I complement many black, (and white), women, (even the ones where you can just tell that every bone in their body is racists towards Whites), as cashiers, or in other positions. Never have experienced a negative reaction, just the opposite. They are always flattered, sometimes shocked, and thankful for being complimented. Learned to find something to complement on anyone from .... poop I forget. One of those motivational fellas a long long time ago. It works, raises others spirits, and can easily make a person's day as well as making your life easier.
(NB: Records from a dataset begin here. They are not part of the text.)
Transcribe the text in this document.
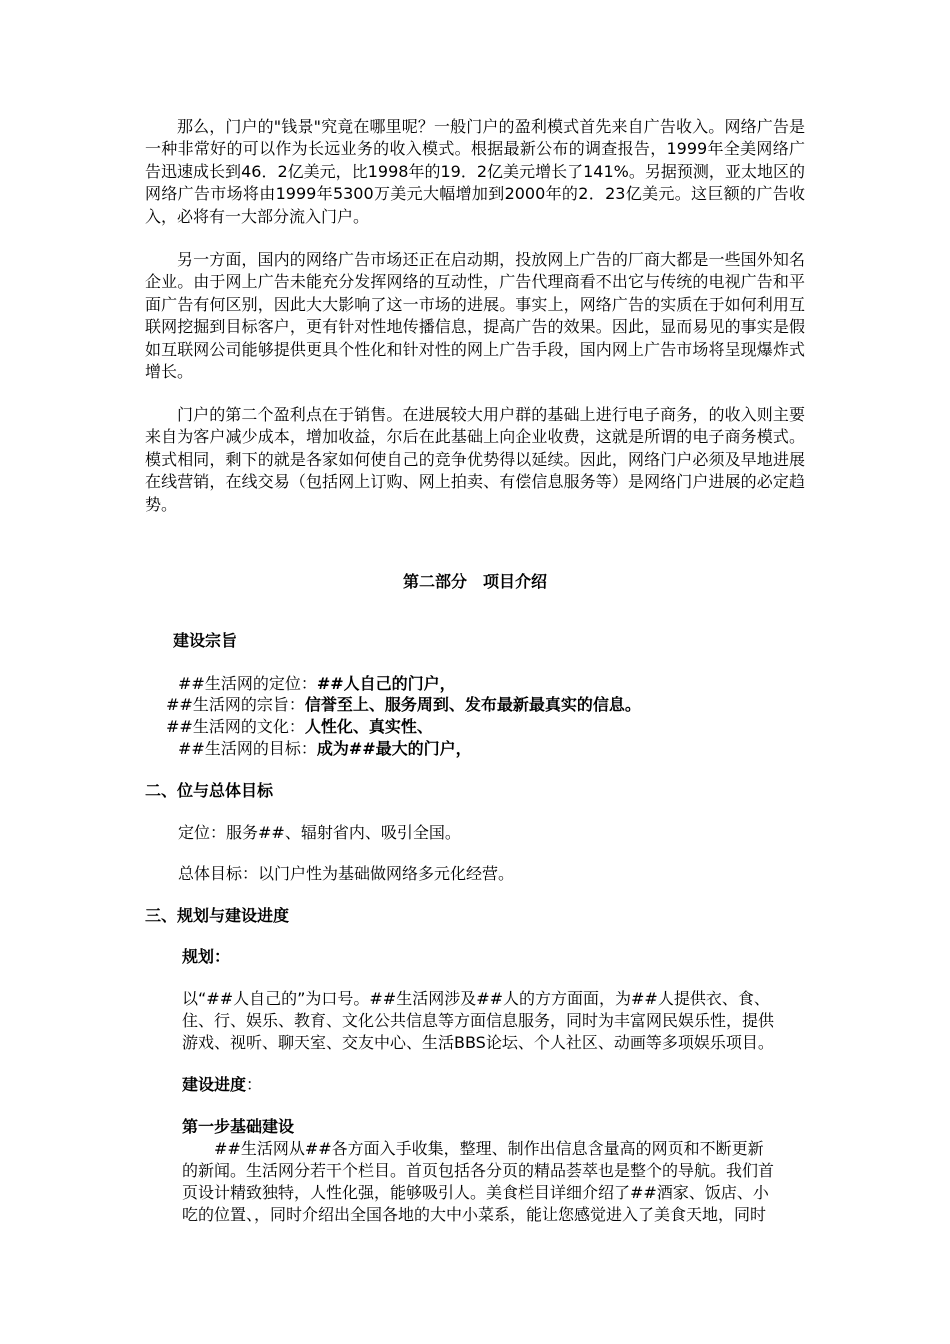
那么，门户的"钱景"究竟在哪里呢？一般门户的盈利模式首先来自广告收入。网络广告是一种非常好的可以作为长远业务的收入模式。根据最新公布的调查报告，1999年全美网络广告迅速成长到46．2亿美元，比1998年的19．2亿美元增长了141%。另据预测，亚太地区的网络广告市场将由1999年5300万美元大幅增加到2000年的2．23亿美元。这巨额的广告收入，必将有一大部分流入门户。

另一方面，国内的网络广告市场还正在启动期，投放网上广告的厂商大都是一些国外知名企业。由于网上广告未能充分发挥网络的互动性，广告代理商看不出它与传统的电视广告和平面广告有何区别，因此大大影响了这一市场的进展。事实上，网络广告的实质在于如何利用互联网挖掘到目标客户，更有针对性地传播信息，提高广告的效果。因此，显而易见的事实是假如互联网公司能够提供更具个性化和针对性的网上广告手段，国内网上广告市场将呈现爆炸式增长。

门户的第二个盈利点在于销售。在进展较大用户群的基础上进行电子商务，的收入则主要来自为客户减少成本，增加收益，尔后在此基础上向企业收费，这就是所谓的电子商务模式。模式相同，剩下的就是各家如何使自己的竞争优势得以延续。因此，网络门户必须及早地进展在线营销，在线交易（包括网上订购、网上拍卖、有偿信息服务等）是网络门户进展的必定趋势。

第二部分　项目介绍
建设宗旨
##生活网的定位：##人自己的门户，
##生活网的宗旨：信誉至上、服务周到、发布最新最真实的信息。
##生活网的文化：人性化、真实性、
##生活网的目标：成为##最大的门户，
二、位与总体目标
定位：服务##、辐射省内、吸引全国。
总体目标：以门户性为基础做网络多元化经营。
三、规划与建设进度
规划：
以“##人自己的”为口号。##生活网涉及##人的方方面面，为##人提供衣、食、
住、行、娱乐、教育、文化公共信息等方面信息服务，同时为丰富网民娱乐性，提供
游戏、视听、聊天室、交友中心、生活BBS论坛、个人社区、动画等多项娱乐项目。
建设进度：
第一步基础建设
　　##生活网从##各方面入手收集，整理、制作出信息含量高的网页和不断更新
的新闻。生活网分若干个栏目。首页包括各分页的精品荟萃也是整个的导航。我们首
页设计精致独特，人性化强，能够吸引人。美食栏目详细介绍了##酒家、饭店、小
吃的位置、，同时介绍出全国各地的大中小菜系，能让您感觉进入了美食天地，同时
Here's an experiment for ya. When out an about, say in a grocery store and a women, (standing in the checkout, or an aisle as you're passing by), is wearing very nice smelling perfume; Compliment her on it on how nice it is. Ask her the name of it. And don't linger. [This is not used as a pickup line]. If you ever want to make someone's day, (stranger's), this is how you do it. Small acts of kindness have rippling effects.
 

Kyle

Beloved Misanthrope
PREMO Member
I was giving blood yesterday, and the technician was a black woman with very pretty long braided hair. I wanted to complement her on it and ask how long it took to do that. I thought better of it and kept my mouth shut.
:yay: Smart choice.

It's always awkward when they drape below the mini skirt.
 

DaSDGuy

Well-Known Member
I still hold the doors open. A new item I do could be called chivalry. I carry a small bottle of hand sanitizer from Bath & Body Works that I offer to anyone who shakes my hand in a greeting. I hold the bottle, squeeze some into my hand, and offer them some too. They don't even need to touch the bottle.
 

Kyle

Beloved Misanthrope
PREMO Member
I still hold the doors open. A new item I do could be called chivalry. I carry a small bottle of hand sanitizer from Bath & Body Works that I offer to anyone who shakes my hand in a greeting. I hold the bottle, squeeze some into my hand, and offer them some too.
They taught us something similar in a Management Seminar.

After shaking employees hands, be sure to Purell right in front of them so they understand exactly how filthy and beneath you they are.
 

stgislander

Well-Known Member
PREMO Member
They taught us something similar in a Management Seminar.

After shaking employees hands, be sure to Purell right in front of them so they understand exactly how filthy and beneath you they are.
You and Gilligan went to the same seminar huh?